Comparative and pangenomic analysis of the genus Streptomyces

Abstract

Streptomycetes are highly metabolically gifted bacteria with the abilities to produce bioproducts that have profound economic and societal importance. These bioproducts are produced by metabolic pathways including those for the biosynthesis of secondary metabolites and catabolism of plant biomass constituents. Advancements in genome sequencing technologies have revealed a wealth of untapped metabolic potential from Streptomyces genomes. Here, we report the largest Streptomyces pangenome generated by using 205 complete genomes. Metabolic potentials of the pangenome and individual genomes were analyzed, revealing degrees of conservation of individual metabolic pathways and strains potentially suitable for metabolic engineering. Of them, Streptomyces bingchenggensis was identified as a potent degrader of plant biomass. Polyketide, non-ribosomal peptide, and gamma-butyrolactone biosynthetic enzymes are primarily strain specific while ectoine and some terpene biosynthetic pathways are highly conserved. A large number of transcription factors associated with secondary metabolism are strain-specific while those controlling basic biological processes are highly conserved. Although the majority of genes involved in morphological development are highly conserved, there are strain-specific varieties which may contribute to fine tuning the timing of cellular differentiation. Overall, these results provide insights into the metabolic potential, regulation and physiology of streptomycetes, which will facilitate further exploitation of these important bacteria.

Figure 1

(A) Sources of the 205 streptomycetes used in this study. (B) Phylogenetic tree of the 205 streptomycetes using the 16S rRNA sequences.

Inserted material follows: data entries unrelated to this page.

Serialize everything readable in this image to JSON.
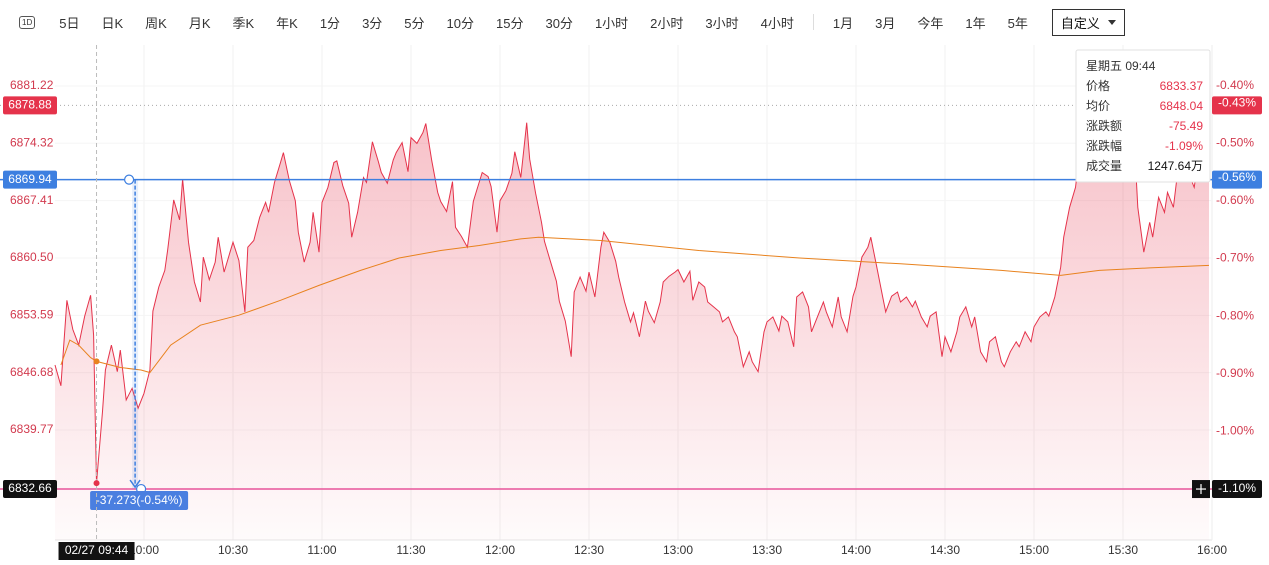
{
  "toolbar": {
    "icon": "1D",
    "periods": [
      "5日",
      "日K",
      "周K",
      "月K",
      "季K",
      "年K",
      "1分",
      "3分",
      "5分",
      "10分",
      "15分",
      "30分",
      "1小时",
      "2小时",
      "3小时",
      "4小时"
    ],
    "ranges": [
      "1月",
      "3月",
      "今年",
      "1年",
      "5年"
    ],
    "selected": "自定义"
  },
  "tooltip": {
    "title": "星期五 09:44",
    "rows": [
      {
        "label": "涨跌额",
        "value": -75.49
      },
      {
        "label": "涨跌幅",
        "value": "-1.09%"
      },
      {
        "label": "成交量",
        "value": "1247.64万"
      }
    ]
  },
  "chart_data": {
    "type": "line",
    "xlim": [
      "09:30",
      "16:00"
    ],
    "xticks": [
      "10:00",
      "10:30",
      "11:00",
      "11:30",
      "12:00",
      "12:30",
      "13:00",
      "13:30",
      "14:00",
      "14:30",
      "15:00",
      "15:30",
      "16:00"
    ],
    "ylim": [
      6826.52,
      6886.16
    ],
    "yticks": [
      6839.77,
      6846.68,
      6853.59,
      {
        "value": 6860.5,
        "label": "6860.50"
      },
      6867.41,
      6874.32,
      6881.22
    ],
    "y2lim": [
      -1.189,
      -0.329
    ],
    "y2ticks": [
      {
        "value": -1.0,
        "label": "-1.00%"
      },
      {
        "value": -0.9,
        "label": "-0.90%"
      },
      {
        "value": -0.8,
        "label": "-0.80%"
      },
      {
        "value": -0.7,
        "label": "-0.70%"
      },
      {
        "value": -0.6,
        "label": "-0.60%"
      },
      {
        "value": -0.5,
        "label": "-0.50%"
      },
      {
        "value": -0.4,
        "label": "-0.40%"
      }
    ],
    "grid": true,
    "series": [
      {
        "name": "价格",
        "color": "#e5334b",
        "fill": true,
        "x": [
          "09:30",
          "09:32",
          "09:34",
          "09:36",
          "09:38",
          "09:40",
          "09:42",
          "09:43",
          "09:44",
          "09:46",
          "09:47",
          "09:49",
          "09:51",
          "09:52",
          "09:54",
          "09:56",
          "09:58",
          "10:00",
          "10:02",
          "10:03",
          "10:05",
          "10:07",
          "10:08",
          "10:10",
          "10:12",
          "10:13",
          "10:15",
          "10:17",
          "10:19",
          "10:20",
          "10:22",
          "10:24",
          "10:25",
          "10:27",
          "10:29",
          "10:30",
          "10:32",
          "10:34",
          "10:35",
          "10:37",
          "10:39",
          "10:41",
          "10:42",
          "10:44",
          "10:46",
          "10:47",
          "10:49",
          "10:51",
          "10:52",
          "10:54",
          "10:56",
          "10:57",
          "10:59",
          "11:00",
          "11:02",
          "11:04",
          "11:05",
          "11:07",
          "11:09",
          "11:10",
          "11:12",
          "11:14",
          "11:15",
          "11:17",
          "11:19",
          "11:20",
          "11:22",
          "11:24",
          "11:25",
          "11:27",
          "11:29",
          "11:30",
          "11:32",
          "11:34",
          "11:35",
          "11:37",
          "11:39",
          "11:40",
          "11:42",
          "11:44",
          "11:45",
          "11:47",
          "11:49",
          "11:51",
          "11:52",
          "11:54",
          "11:56",
          "11:57",
          "11:59",
          "12:00",
          "12:02",
          "12:04",
          "12:05",
          "12:07",
          "12:09",
          "12:10",
          "12:12",
          "12:14",
          "12:15",
          "12:17",
          "12:19",
          "12:20",
          "12:22",
          "12:24",
          "12:25",
          "12:27",
          "12:29",
          "12:30",
          "12:32",
          "12:34",
          "12:35",
          "12:37",
          "12:39",
          "12:40",
          "12:42",
          "12:44",
          "12:45",
          "12:47",
          "12:49",
          "12:50",
          "12:52",
          "12:54",
          "12:55",
          "12:57",
          "12:59",
          "13:00",
          "13:02",
          "13:04",
          "13:05",
          "13:07",
          "13:09",
          "13:10",
          "13:12",
          "13:14",
          "13:15",
          "13:17",
          "13:19",
          "13:20",
          "13:22",
          "13:24",
          "13:25",
          "13:27",
          "13:29",
          "13:30",
          "13:32",
          "13:34",
          "13:35",
          "13:37",
          "13:39",
          "13:40",
          "13:42",
          "13:44",
          "13:45",
          "13:47",
          "13:49",
          "13:50",
          "13:52",
          "13:54",
          "13:55",
          "13:57",
          "13:59",
          "14:00",
          "14:02",
          "14:04",
          "14:05",
          "14:07",
          "14:09",
          "14:10",
          "14:12",
          "14:14",
          "14:15",
          "14:17",
          "14:19",
          "14:20",
          "14:22",
          "14:24",
          "14:25",
          "14:27",
          "14:29",
          "14:30",
          "14:32",
          "14:34",
          "14:35",
          "14:37",
          "14:39",
          "14:40",
          "14:42",
          "14:44",
          "14:45",
          "14:47",
          "14:49",
          "14:50",
          "14:52",
          "14:54",
          "14:55",
          "14:57",
          "14:59",
          "15:00",
          "15:02",
          "15:04",
          "15:05",
          "15:07",
          "15:09",
          "15:10",
          "15:12",
          "15:14",
          "15:15",
          "15:17",
          "15:19",
          "15:20",
          "15:22",
          "15:24",
          "15:25",
          "15:27",
          "15:29",
          "15:30",
          "15:32",
          "15:34",
          "15:35",
          "15:37",
          "15:39",
          "15:40",
          "15:42",
          "15:44",
          "15:45",
          "15:47",
          "15:49",
          "15:50",
          "15:52",
          "15:54",
          "15:55",
          "15:57",
          "15:59"
        ],
        "values": [
          6847.6,
          6845.1,
          6855.4,
          6851.9,
          6850,
          6853.5,
          6856,
          6851.2,
          6833.37,
          6842,
          6847,
          6850,
          6846.8,
          6849.4,
          6843.4,
          6844.8,
          6842.4,
          6844.2,
          6847,
          6854.1,
          6857,
          6859,
          6861.5,
          6867.5,
          6865.1,
          6870,
          6862.4,
          6857.6,
          6855.2,
          6860.6,
          6857.9,
          6860,
          6863,
          6858.8,
          6861.2,
          6862.4,
          6860.2,
          6854,
          6861.8,
          6862.6,
          6865.4,
          6867.2,
          6866,
          6869.6,
          6872,
          6873.2,
          6869.8,
          6867.4,
          6863.6,
          6860,
          6862.4,
          6866,
          6861.2,
          6867.2,
          6869,
          6872,
          6872.2,
          6869.2,
          6867.1,
          6863,
          6866,
          6870.2,
          6869.6,
          6874.5,
          6872.1,
          6870.8,
          6869.5,
          6872.3,
          6873.2,
          6874.4,
          6870.9,
          6875,
          6874.3,
          6875.6,
          6876.7,
          6872.2,
          6868.4,
          6867.3,
          6866.1,
          6869.7,
          6864.2,
          6863.1,
          6861.8,
          6867.3,
          6868.5,
          6870.8,
          6870.3,
          6869.1,
          6863.6,
          6867.4,
          6868.6,
          6870.7,
          6873.3,
          6870.2,
          6876.8,
          6872.4,
          6868.3,
          6864.8,
          6862.5,
          6860.1,
          6857.7,
          6855.3,
          6852.9,
          6848.6,
          6856.4,
          6858.2,
          6856.5,
          6858.8,
          6855.8,
          6861.8,
          6863.6,
          6862.4,
          6860.1,
          6858.2,
          6855.2,
          6852.8,
          6853.9,
          6851,
          6855.3,
          6854.1,
          6852.7,
          6855.2,
          6857.6,
          6858.3,
          6858.8,
          6859.1,
          6857.6,
          6858.9,
          6855.4,
          6857.6,
          6857,
          6855.2,
          6854.6,
          6854,
          6852.8,
          6853.4,
          6851.6,
          6851,
          6847.4,
          6849.2,
          6848,
          6846.8,
          6851.6,
          6852.8,
          6853.4,
          6851.7,
          6853.5,
          6852.8,
          6849.8,
          6855.8,
          6856.4,
          6854.6,
          6851.6,
          6853.4,
          6855.2,
          6854,
          6852.2,
          6855.8,
          6853.4,
          6851.6,
          6855.9,
          6857,
          6860.6,
          6861.8,
          6863,
          6859.4,
          6855.8,
          6854,
          6855.9,
          6856.4,
          6855.2,
          6855.8,
          6854.6,
          6855.3,
          6853.4,
          6852.2,
          6853.5,
          6854,
          6848.6,
          6851,
          6849.2,
          6851.6,
          6853.4,
          6854.6,
          6852.2,
          6853.4,
          6849.2,
          6848,
          6850.4,
          6851,
          6848,
          6847.4,
          6849.2,
          6850.4,
          6849.8,
          6851.6,
          6850.4,
          6852.2,
          6853.4,
          6854,
          6853.5,
          6855.8,
          6859.4,
          6863,
          6866.6,
          6869,
          6872,
          6873.8,
          6871.4,
          6872.6,
          6875,
          6873.2,
          6871.4,
          6872.6,
          6873.8,
          6875,
          6870.8,
          6873.2,
          6866.6,
          6861.2,
          6864.8,
          6863,
          6867.8,
          6866,
          6868.4,
          6866.6,
          6872.6,
          6870.2,
          6870.8,
          6869,
          6871.4,
          6870.2,
          6871
        ]
      },
      {
        "name": "均价",
        "color": "#e8821e",
        "x": [
          "09:32",
          "09:35",
          "09:38",
          "09:42",
          "09:44",
          "09:52",
          "09:59",
          "10:02",
          "10:09",
          "10:19",
          "10:32",
          "10:46",
          "10:59",
          "11:13",
          "11:26",
          "11:40",
          "11:53",
          "12:07",
          "12:13",
          "12:34",
          "13:07",
          "13:41",
          "14:15",
          "14:49",
          "15:09",
          "15:22",
          "15:39",
          "15:59"
        ],
        "values": [
          6847.6,
          6850.6,
          6850,
          6848.5,
          6848.04,
          6847.3,
          6847,
          6846.7,
          6850,
          6852.4,
          6853.6,
          6855.4,
          6857.2,
          6859,
          6860.5,
          6861.4,
          6862,
          6862.8,
          6863,
          6862.6,
          6861.4,
          6860.5,
          6859.8,
          6859,
          6858.4,
          6859,
          6859.3,
          6859.6
        ]
      }
    ],
    "levels": [
      {
        "value": 6878.88,
        "pct": {
          "value": -0.43,
          "label": "-0.43%"
        },
        "color": "#aaaaaa",
        "style": "dotted",
        "tag_color": "#e5334b"
      },
      {
        "value": 6869.94,
        "pct": {
          "value": -0.56,
          "label": "-0.56%"
        },
        "color": "#3d7fe0",
        "style": "solid",
        "tag_color": "#3d7fe0"
      },
      {
        "value": 6832.66,
        "pct": {
          "value": -1.1,
          "label": "-1.10%"
        },
        "color": "#e8559a",
        "style": "solid",
        "tag_color": "#111111"
      }
    ],
    "crosshair": {
      "time": "09:44",
      "label": "02/27 09:44"
    },
    "measure": {
      "time": "09:57",
      "label": "-37.273(-0.54%)"
    }
  }
}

Sequences were aligned using PhyML. Red boxes indicate S. bingchenggensis BCW-1 and S. viridosporus ATCC 39115. (C) Clusters of the 205 strains based on the similarity of the 25 CAZymes families (see Fig. S3 for further information) and the relative numbers of CAZymes and CAZyme groups encoded in each genome. (D) Completeness of the protocatechuate and catechol catabolic pathways encoded in each genome. The pathway is complete if the genome encoded all the 6 enzymes each pathway requires. S. bingchenggensis BCW-1 and S. viridosporus ATCC 39115 encode the complete β-ketoadipate pathway responsible for protocatechuate and catechol catabolism. S. bingchenggensis BCW-1 also encodes a variety of CAZymes likely to be involved in polysaccharide depolymerization.

Figure 2

(A) Change in the pangenome size as a function of the number of genomes. X axis is the number of genomes used to construct the pangenome and Y axis is the number of orthologous groups identified in the same pangenome. (B) Change in the number of orthologous groups conserved in all the genomes and at least 95% genomes with the varying number of genomes. (C) The total number of proteins in each conservation bin from the Streptomyces pangenome. The bar colours correspond to the scheme indicated in Fig. 3A.

Figure 3

The total number of proteins in each COG (A) and KEGG (B) category and the percentage in each conservation bin.

Figure 4

The total number of proteins in each CAZyme group (A) and antiSMASH BGC type (C) and the percentage in each conservation bin. (B) The total number of CAZymes and CAZyme groups encoded in each genome. The colour codes are the same as those in Fig. 3.

Figure 5

The total number of proteins in each sigma factor group (A) and other transcription factor family (B) and the percentage in each conservation bin. The colour codes are the same as those in Fig. 3.

Figure 6

(A) Conservation of Bld and Whi proteins. (B) The total number of proteins in chaplin family and the percentage in each conservation bin. The colour codes are the same as those in Fig. 3.